Thursday, September 29, 2011

Marrakech: The Red City



The Red City
What to expect from Morocco? Like ‘Casablanca’ and ‘Fez’ and ‘Tangiers’ the mere name evoked a whole slew of exotic and even mythic assumptions: from hoards of demanding beggars to Rick’s Cafe (“have you got the papers?”) to the creepy dreamworld of Paul Bowles’ “The Sheltering Sky”...what to expect? 
Marrakech riad

But the city I was headed to was Marrakech: surely there would at least be camels in the streets and crazy trance dancers in the Djemaa El Fna? Well, yes to both of those, plus much more: the dense and whiffy souks, the elegant Almoravid minaret called the Koutoubia, the elegant French cafes (which will serve you a cold ‘Casablanca’ brand beer if you sit inside, off the street), the absorbing back lanes of the medina where an intensely busy daily life plays out in the streets, the ruins of magnificent palaces, the crumbling walls of the kasbah. 
And in the case of Marrakech, all painted with a red brush. The city is often called ‘The Red City’ because both its ancient walls and the modern buildings of the new town outside the old medina are painted a monochromatic ochre-red.

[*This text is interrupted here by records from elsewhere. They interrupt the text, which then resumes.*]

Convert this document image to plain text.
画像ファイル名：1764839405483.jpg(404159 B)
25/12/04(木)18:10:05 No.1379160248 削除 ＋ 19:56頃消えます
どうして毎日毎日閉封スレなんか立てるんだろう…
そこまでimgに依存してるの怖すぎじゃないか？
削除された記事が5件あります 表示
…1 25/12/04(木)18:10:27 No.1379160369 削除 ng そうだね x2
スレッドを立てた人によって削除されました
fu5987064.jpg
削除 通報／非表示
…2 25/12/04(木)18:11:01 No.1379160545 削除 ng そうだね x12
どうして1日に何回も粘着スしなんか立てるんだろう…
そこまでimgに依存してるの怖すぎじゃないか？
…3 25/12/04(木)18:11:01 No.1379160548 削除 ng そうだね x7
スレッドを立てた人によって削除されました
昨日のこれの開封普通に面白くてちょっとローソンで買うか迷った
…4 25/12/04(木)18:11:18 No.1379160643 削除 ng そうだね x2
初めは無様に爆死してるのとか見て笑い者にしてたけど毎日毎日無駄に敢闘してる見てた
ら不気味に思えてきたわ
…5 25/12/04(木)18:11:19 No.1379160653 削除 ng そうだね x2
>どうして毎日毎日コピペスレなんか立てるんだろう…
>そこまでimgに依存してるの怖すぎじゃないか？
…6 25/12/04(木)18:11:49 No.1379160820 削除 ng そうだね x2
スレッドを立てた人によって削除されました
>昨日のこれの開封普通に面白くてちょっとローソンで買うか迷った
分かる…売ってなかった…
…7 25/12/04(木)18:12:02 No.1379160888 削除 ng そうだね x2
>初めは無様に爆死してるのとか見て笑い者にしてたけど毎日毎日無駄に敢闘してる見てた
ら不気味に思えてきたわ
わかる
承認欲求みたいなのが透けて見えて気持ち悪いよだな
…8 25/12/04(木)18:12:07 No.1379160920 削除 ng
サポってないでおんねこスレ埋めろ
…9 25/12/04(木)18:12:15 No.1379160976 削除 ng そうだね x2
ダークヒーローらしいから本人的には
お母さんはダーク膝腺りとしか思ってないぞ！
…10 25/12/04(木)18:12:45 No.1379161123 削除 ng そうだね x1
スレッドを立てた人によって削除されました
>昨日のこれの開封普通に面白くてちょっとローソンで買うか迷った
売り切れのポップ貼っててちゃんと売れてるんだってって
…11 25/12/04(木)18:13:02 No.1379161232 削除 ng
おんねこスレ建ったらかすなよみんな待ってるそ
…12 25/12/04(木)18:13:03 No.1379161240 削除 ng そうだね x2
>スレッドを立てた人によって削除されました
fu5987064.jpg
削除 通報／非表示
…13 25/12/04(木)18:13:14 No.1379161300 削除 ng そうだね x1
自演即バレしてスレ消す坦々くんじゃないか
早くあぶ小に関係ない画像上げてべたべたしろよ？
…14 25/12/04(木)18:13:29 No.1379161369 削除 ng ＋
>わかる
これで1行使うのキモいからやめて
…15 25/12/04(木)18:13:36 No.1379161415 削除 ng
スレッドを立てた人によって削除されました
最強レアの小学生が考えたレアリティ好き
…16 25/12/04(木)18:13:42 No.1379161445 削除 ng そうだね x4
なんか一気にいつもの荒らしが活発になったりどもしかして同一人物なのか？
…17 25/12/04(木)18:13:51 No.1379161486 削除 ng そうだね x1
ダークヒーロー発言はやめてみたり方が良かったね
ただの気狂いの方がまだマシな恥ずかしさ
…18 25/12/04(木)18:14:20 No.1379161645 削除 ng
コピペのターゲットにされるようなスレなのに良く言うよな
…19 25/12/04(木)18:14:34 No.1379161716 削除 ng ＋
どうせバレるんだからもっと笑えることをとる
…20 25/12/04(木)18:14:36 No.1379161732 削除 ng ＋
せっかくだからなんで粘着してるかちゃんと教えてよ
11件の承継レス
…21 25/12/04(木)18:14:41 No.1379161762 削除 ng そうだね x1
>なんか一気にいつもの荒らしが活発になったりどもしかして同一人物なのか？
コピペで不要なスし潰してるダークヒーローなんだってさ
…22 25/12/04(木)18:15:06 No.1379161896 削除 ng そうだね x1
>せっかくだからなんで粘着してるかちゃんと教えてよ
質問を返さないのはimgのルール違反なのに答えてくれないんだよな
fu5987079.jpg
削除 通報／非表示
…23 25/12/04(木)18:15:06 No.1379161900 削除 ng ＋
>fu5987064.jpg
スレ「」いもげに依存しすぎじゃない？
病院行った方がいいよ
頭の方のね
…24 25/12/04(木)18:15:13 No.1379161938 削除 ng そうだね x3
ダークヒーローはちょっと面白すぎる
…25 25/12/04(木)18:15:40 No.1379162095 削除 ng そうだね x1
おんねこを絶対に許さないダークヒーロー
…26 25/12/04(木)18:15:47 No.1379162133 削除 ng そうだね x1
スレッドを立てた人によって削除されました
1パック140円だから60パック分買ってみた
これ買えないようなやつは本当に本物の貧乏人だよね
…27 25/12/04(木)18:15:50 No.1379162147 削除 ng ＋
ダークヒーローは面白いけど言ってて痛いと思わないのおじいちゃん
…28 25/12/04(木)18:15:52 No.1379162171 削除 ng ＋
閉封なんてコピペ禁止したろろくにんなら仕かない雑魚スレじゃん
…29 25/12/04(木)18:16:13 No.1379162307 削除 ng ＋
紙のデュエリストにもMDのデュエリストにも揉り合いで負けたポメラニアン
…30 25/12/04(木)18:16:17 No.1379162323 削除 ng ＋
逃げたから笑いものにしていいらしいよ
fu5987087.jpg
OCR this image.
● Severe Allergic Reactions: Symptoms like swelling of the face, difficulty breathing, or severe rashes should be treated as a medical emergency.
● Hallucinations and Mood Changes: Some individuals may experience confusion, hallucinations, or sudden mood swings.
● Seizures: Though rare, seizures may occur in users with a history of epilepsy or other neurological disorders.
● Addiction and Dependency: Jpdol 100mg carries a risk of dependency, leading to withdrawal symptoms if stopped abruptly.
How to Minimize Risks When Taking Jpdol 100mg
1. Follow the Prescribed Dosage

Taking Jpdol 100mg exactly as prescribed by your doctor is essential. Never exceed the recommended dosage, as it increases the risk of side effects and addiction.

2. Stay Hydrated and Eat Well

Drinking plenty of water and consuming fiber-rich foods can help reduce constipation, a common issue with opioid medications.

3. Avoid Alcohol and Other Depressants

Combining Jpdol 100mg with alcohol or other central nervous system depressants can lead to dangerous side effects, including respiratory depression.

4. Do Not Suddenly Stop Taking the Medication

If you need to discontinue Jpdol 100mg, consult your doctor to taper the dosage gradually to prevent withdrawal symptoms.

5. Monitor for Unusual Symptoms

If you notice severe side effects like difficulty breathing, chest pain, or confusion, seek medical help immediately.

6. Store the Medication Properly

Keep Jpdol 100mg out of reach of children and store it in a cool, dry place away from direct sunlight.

Nightlife in Djemma El Fna
Highight: the great square called Djemma El Fna (pronounce it how you will!) where in the evenings the tourists come to eat at the food stalls belching savoury smoke; and the locals come to promenade in family groups and gather around the story-tellers and fortune-tellers and bands...entertainment like you’ve never seen anywhere else. Trance-dancers moving to the musicians’ beat; snake charmers winding their charges around the tourists’ necks; moneys on leashes and piles and piles of dates and apricots for sale, mounds of oranges ready for juicing. 
The "beautiful ruin" of the El badi Palace



Highlight: the remains of the great El Badi Palace, built by the Saadian Sultan Ahmad Al-Mansur in the 16th century. Once there were great reflecting pools, and the red walls were clad in marble and gold. But the sultan’s predecessor stripped and wrecked the great palace after his victory over the Sultan. There is a story that the Sultan, surveying his wonderous palace in it’s heyday, asked his jester what he thought of it. The jester is supposed to have wittily replied’ “it will make a wonderful ruin”...as indeed it does. 
As an added bonus, one of the remaining palace rooms now houses a precious relic of Islamic religious art: the ancient Minbar of the Koutoubia. If, like me, you first thought that was ‘minibar’, think again...a minbar is a kind of stepped pulpit from which the imam of a mosque presents his pronouncements. This one was built in Cordoba in Spain, in 1139 in the days when the Arabs controlled Andulucia, and is a marvel of intricate carving and inlay work.

The serene Saadian tombs
Highlight: the Saadian tombs...it took several abortive attempts and a short period of disoriented lost-ness in the backstreets (interesting in itself) to find the tombs, which were just closing...but perseverence prevailed and at last we were able to spend some time in the quiet enclave where the Saadian sultans, their families and courtiers are buried. They date from the same era as the palace (1578-1603), but the warlike successor to the Sultan did not destroy them but walled them off. They were only rediscovered in 1917 by an earlier aerial reconnaisance. As is common for muslim tombs, the resting places are marked only by low-level and low-key marble slabs, decorated in beautiful mosaics. 
Student accom: Ben Youssef Medressa

Highlight: the most beautiful building in Marrakech, the Ben Youssef Medressa, an Islamic school which once housed 800 students. Today you can visit the medressa’s beuatifully-proportioned inner courtyard and reflecting pool, see wonderfully intact mosaic work on the walls, and a couple of upstairs rooms furnished as they would have been when students lived and studied there.


There’s more...the Jardin Marjorelle dating from the 20th century; the souks (where slaves were still sold until the 1920s), the oldest building in Marrakesh, a small kiosk which is an example of the earliest Almoravid architectural features; the herbalists of Marrakech who will sell you a concoction for any aliment you may have; the tagines and mint tea and fire twirlers of the evening restaurants...The Red City is full of fascination.